As-salamu alaykum wa rahmatullahi wa barakatuh,

Chers frères et sœurs en Islam,

En ces temps de turbulences que traverse notre pays, il est des paroles qui demeurent, plus actuelles et nécessaires que jamais. Ce sont les enseignements de Mame Abdou Azize Sy Dabagh : des paroles sages, chargées de moralité et de bon sens, qui nous servent de guide et de lumière.

En hommage à cet homme exceptionnel, j’ai intitulé ce texte « Dabagh Qulûb ». Ce titre puise sa force dans la rencontre de deux langues : Dabagh, qui signifie en wolof « celui qui répare, qui rend bon », et Qulûb, les « cœurs » en arabe. Ainsi, « Dabagh Qulûb » désigne littéralement Celui qui purifie et tanne les cœurs.

C’est là le plus bel hommage que l’on puisse rendre à El Hadj Abdoul Aziz Sy Dabakh, un serviteur dévoué d’Allah, un fidèle disciple du Prophète ?, dont la vie tout entière fut consacrée à la bienfaisance et au partage.

Al-Birr : la bonté pieuse

Notre réflexion s’articule autour d’un concept fondamental de notre religion : Al-Birr, la bonté pieuse. Une notion qui transcende les actes d’adoration pour embrasser l’ensemble de notre existence.
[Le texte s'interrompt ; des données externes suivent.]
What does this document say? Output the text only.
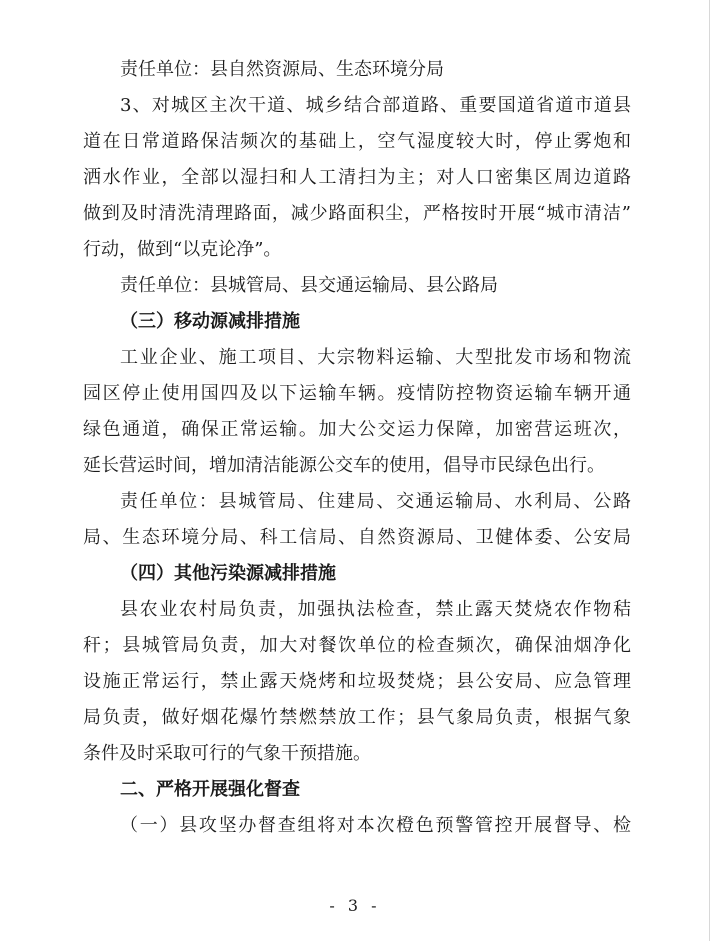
责任单位：县自然资源局、生态环境分局
3、对城区主次干道、城乡结合部道路、重要国道省道市道县
道在日常道路保洁频次的基础上，空气湿度较大时，停止雾炮和
洒水作业，全部以湿扫和人工清扫为主；对人口密集区周边道路
做到及时清洗清理路面，减少路面积尘，严格按时开展“城市清洁”
行动，做到“以克论净”。
责任单位：县城管局、县交通运输局、县公路局
（三）移动源减排措施
工业企业、施工项目、大宗物料运输、大型批发市场和物流
园区停止使用国四及以下运输车辆。疫情防控物资运输车辆开通
绿色通道，确保正常运输。加大公交运力保障，加密营运班次，
延长营运时间，增加清洁能源公交车的使用，倡导市民绿色出行。
责任单位：县城管局、住建局、交通运输局、水利局、公路
局、生态环境分局、科工信局、自然资源局、卫健体委、公安局
（四）其他污染源减排措施
县农业农村局负责，加强执法检查，禁止露天焚烧农作物秸
秆；县城管局负责，加大对餐饮单位的检查频次，确保油烟净化
设施正常运行，禁止露天烧烤和垃圾焚烧；县公安局、应急管理
局负责，做好烟花爆竹禁燃禁放工作；县气象局负责，根据气象
条件及时采取可行的气象干预措施。
二、严格开展强化督查
（一）县攻坚办督查组将对本次橙色预警管控开展督导、检
- 3 -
Comme le Coran nous l’enseigne dans la sourate Al-Baqara (verset 177) : la vraie piété ne se mesure pas à l’orientation de notre visage durant la prière, mais à la profondeur de notre foi en Allah, au Jour Dernier, aux Anges, aux Livres saints et aux Prophètes. Elle se manifeste concrètement par le don généreux de nos biens — malgré l’affection que nous leur portons — aux proches, aux orphelins, aux nécessiteux et aux voyageurs.
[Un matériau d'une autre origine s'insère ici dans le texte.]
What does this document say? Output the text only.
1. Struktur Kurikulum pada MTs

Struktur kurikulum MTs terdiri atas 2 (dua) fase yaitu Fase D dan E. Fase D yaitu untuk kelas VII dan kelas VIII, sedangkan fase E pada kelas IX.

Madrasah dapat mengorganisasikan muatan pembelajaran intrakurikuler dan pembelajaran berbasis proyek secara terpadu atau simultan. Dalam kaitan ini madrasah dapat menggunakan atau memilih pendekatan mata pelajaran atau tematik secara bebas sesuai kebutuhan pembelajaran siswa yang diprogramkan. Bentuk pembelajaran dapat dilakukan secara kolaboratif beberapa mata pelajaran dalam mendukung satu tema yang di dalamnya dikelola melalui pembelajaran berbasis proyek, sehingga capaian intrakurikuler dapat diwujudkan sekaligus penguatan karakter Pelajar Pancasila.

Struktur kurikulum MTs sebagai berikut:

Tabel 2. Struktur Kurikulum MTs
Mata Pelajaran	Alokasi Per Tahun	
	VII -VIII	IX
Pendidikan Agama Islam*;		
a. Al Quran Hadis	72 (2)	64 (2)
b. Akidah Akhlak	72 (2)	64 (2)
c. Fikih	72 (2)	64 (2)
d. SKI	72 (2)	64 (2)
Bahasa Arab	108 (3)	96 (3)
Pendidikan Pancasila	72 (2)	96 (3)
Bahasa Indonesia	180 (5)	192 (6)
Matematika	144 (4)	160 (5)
La foi : un édifice aux piliers indissociables

Notre cheminement spirituel s’appuie sur des fondements solides :

  • La foi en Allah, bien sûr.
  • La foi en Son Messager, comme Allah nous l’ordonne :

    « Prenez ce que le Messager vous donne, et abstenez-vous de ce qu’il vous interdit. »
    (Sourate Al-Hashr, verset 7)

  • La foi aux Livres Révélés, notamment Al-Qur’an, Al-Fourqane — cette Guidance par excellence descendue sur le cœur de notre Bien-aimé Prophète Mouhammad ? par l’intermédiaire de Jibrîl (Gabriel).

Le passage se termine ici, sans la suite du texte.